In this plasticity–stability construct, a radiologist in the prime of life can learn to detect seemingly undetectable images of tumors on an X-ray image. In comparison, our ability to detect and "process" visual cues related to the direction and relative speed of moving objects in our immediate environment develops and becomes "fixed" in the first six or so months of life.

In their complex study design, Watanabe's team exposed groups of participants to a three-phased experiment structured to evaluate perceptual learning. In before- and after-test phases that bracketed an eight-day training phase, participants were assessed for changes in their ability to detect movement, direction, and the presence of imperceptible dots moving coherently in given directions about a fixed point on a computer screen.

In the in-between training phase, researchers exposed participants to screens on which imperceptible dots moved in one of several directions in the region behind a fixed point. On the fixed point, any of eight letters could appear in a rapid, serial manner. Some letters, known as target letters, were overlapped briefly by dots moving in one direction (called a paired direction). The researchers asked participants to identify which letters were the target letters.

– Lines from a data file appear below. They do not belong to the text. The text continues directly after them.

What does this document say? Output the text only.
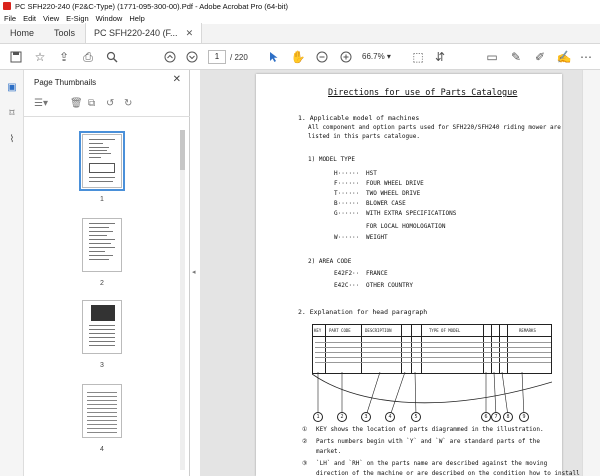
PC SFH220-240 (F2&C-Type) (1771-095-300-00).Pdf - Adobe Acrobat Pro (64-bit)
File Edit View E-Sign Window Help
Home	Tools	PC SFH220-240 (F... ✕
☆ ⇪ ⎙	1	/ 220	✋	66.7% ▾	⬚ ⇵	▭ ✎ ✐ ✍ ⋯
▣
⌑
⌇
Page Thumbnails	✕
☰▾ 🗑 ⧉ ↺ ↻
1
2
3
4
◂
Directions for use of Parts Catalogue
1. Applicable model of machines
All component and option parts used for SFH220/SFH240 riding mower are
listed in this parts catalogue.
1) MODEL TYPE
H······ HST
F······ FOUR WHEEL DRIVE
T······ TWO WHEEL DRIVE
B······ BLOWER CASE
G······ WITH EXTRA SPECIFICATIONS
FOR LOCAL HOMOLOGATION
W······ WEIGHT
2) AREA CODE
E42F2·· FRANCE
E42C··· OTHER COUNTRY
2. Explanation for head paragraph
KEY PART CODE	DESCRIPTION	TYPE OF MODEL	REMARKS
1	2	3	4	5	6	7	8	9
① KEY shows the location of parts diagrammed in the illustration.
② Parts numbers begin with `Y` and `W` are standard parts of the
market.
③ `LH` and `RH` on the parts name are described against the moving
direction of the machine or are described on the condition how to install
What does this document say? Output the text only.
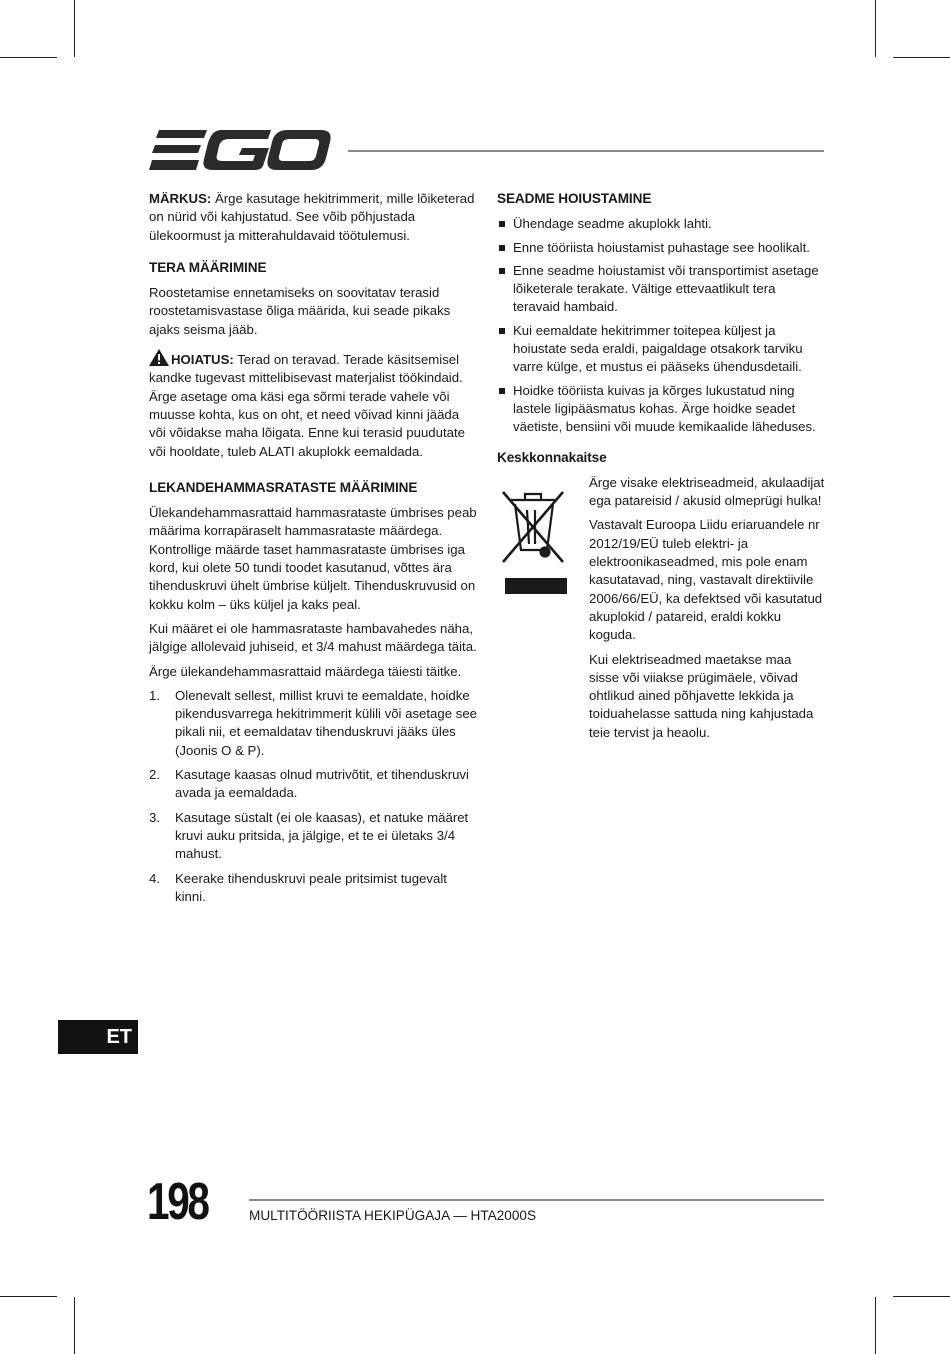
MÄRKUS: Ärge kasutage hekitrimmerit, mille lõiketerad on nürid või kahjustatud. See võib põhjustada ülekoormust ja mitterahuldavaid töötulemusi.

TERA MÄÄRIMINE

Roostetamise ennetamiseks on soovitatav terasid roostetamisvastase õliga määrida, kui seade pikaks ajaks seisma jääb.

HOIATUS: Terad on teravad. Terade käsitsemisel kandke tugevast mittelibisevast materjalist töökindaid. Ärge asetage oma käsi ega sõrmi terade vahele või muusse kohta, kus on oht, et need võivad kinni jääda või võidakse maha lõigata. Enne kui terasid puudutate või hooldate, tuleb ALATI akuplokk eemaldada.

LEKANDEHAMMASRATASTE MÄÄRIMINE

Ülekandehammasrattaid hammasrataste ümbrises peab määrima korrapäraselt hammasrataste määrdega. Kontrollige määrde taset hammasrataste ümbrises iga kord, kui olete 50 tundi toodet kasutanud, võttes ära tihenduskruvi ühelt ümbrise küljelt. Tihenduskruvusid on kokku kolm – üks küljel ja kaks peal.

Kui määret ei ole hammasrataste hambavahedes näha, jälgige allolevaid juhiseid, et 3/4 mahust määrdega täita.

Ärge ülekandehammasrattaid määrdega täiesti täitke.

1. Olenevalt sellest, millist kruvi te eemaldate, hoidke pikendusvarrega hekitrimmerit külili või asetage see pikali nii, et eemaldatav tihenduskruvi jääks üles (Joonis O & P).
2. Kasutage kaasas olnud mutrivõtit, et tihenduskruvi avada ja eemaldada.
3. Kasutage süstalt (ei ole kaasas), et natuke määret kruvi auku pritsida, ja jälgige, et te ei ületaks 3/4 mahust.
4. Keerake tihenduskruvi peale pritsimist tugevalt kinni.
SEADME HOIUSTAMINE
Ühendage seadme akuplokk lahti.
Enne tööriista hoiustamist puhastage see hoolikalt.
Enne seadme hoiustamist või transportimist asetage lõiketerale terakate. Vältige ettevaatlikult tera teravaid hambaid.
Kui eemaldate hekitrimmer toitepea küljest ja hoiustate seda eraldi, paigaldage otsakork tarviku varre külge, et mustus ei pääseks ühendusdetaili.
Hoidke tööriista kuivas ja kõrges lukustatud ning lastele ligipääsmatus kohas. Ärge hoidke seadet väetiste, bensiini või muude kemikaalide läheduses.
Keskkonnakaitse

Ärge visake elektriseadmeid, akulaadijat ega patareisid / akusid olmeprügi hulka!

Vastavalt Euroopa Liidu eriaruandele nr 2012/19/EÜ tuleb elektri- ja elektroonikaseadmed, mis pole enam kasutatavad, ning, vastavalt direktiivile 2006/66/EÜ, ka defektsed või kasutatud akuplokid / patareid, eraldi kokku koguda.

Kui elektriseadmed maetakse maa sisse või viiakse prügimäele, võivad ohtlikud ained põhjavette lekkida ja toiduahelasse sattuda ning kahjustada teie tervist ja heaolu.

ET
198	MULTITÖÖRIISTA HEKIPÜGAJA — HTA2000S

When the researchers compared data from the before- and after-test sessions, they found that subliminal coherent motion improved participants' ability to detect the direction of motion paired with target letters. Surprisingly, the researchers also found that this improved performance occurred even when there were no dots traveling on the screen. Moreover, participants who were more likely to report seeing coherently moving dots when none were present were also more likely to report the movement as a paired direction.

The participants, the team concluded, had developed a perceptual bias -- they had learned to see the stimuli even when they were not there. "This perceptual bias," writes the team, "is an important demonstration of how perceptual learning can indeed have a cost. Adult sensory plasticity can be dangerous not only because it can lead to perceptual errors, but also because it can result in misjudgments of old perceptions. Sensory learning, which updates the sensory system to better perceive the current environment, may contribute to the formation of errors of memory."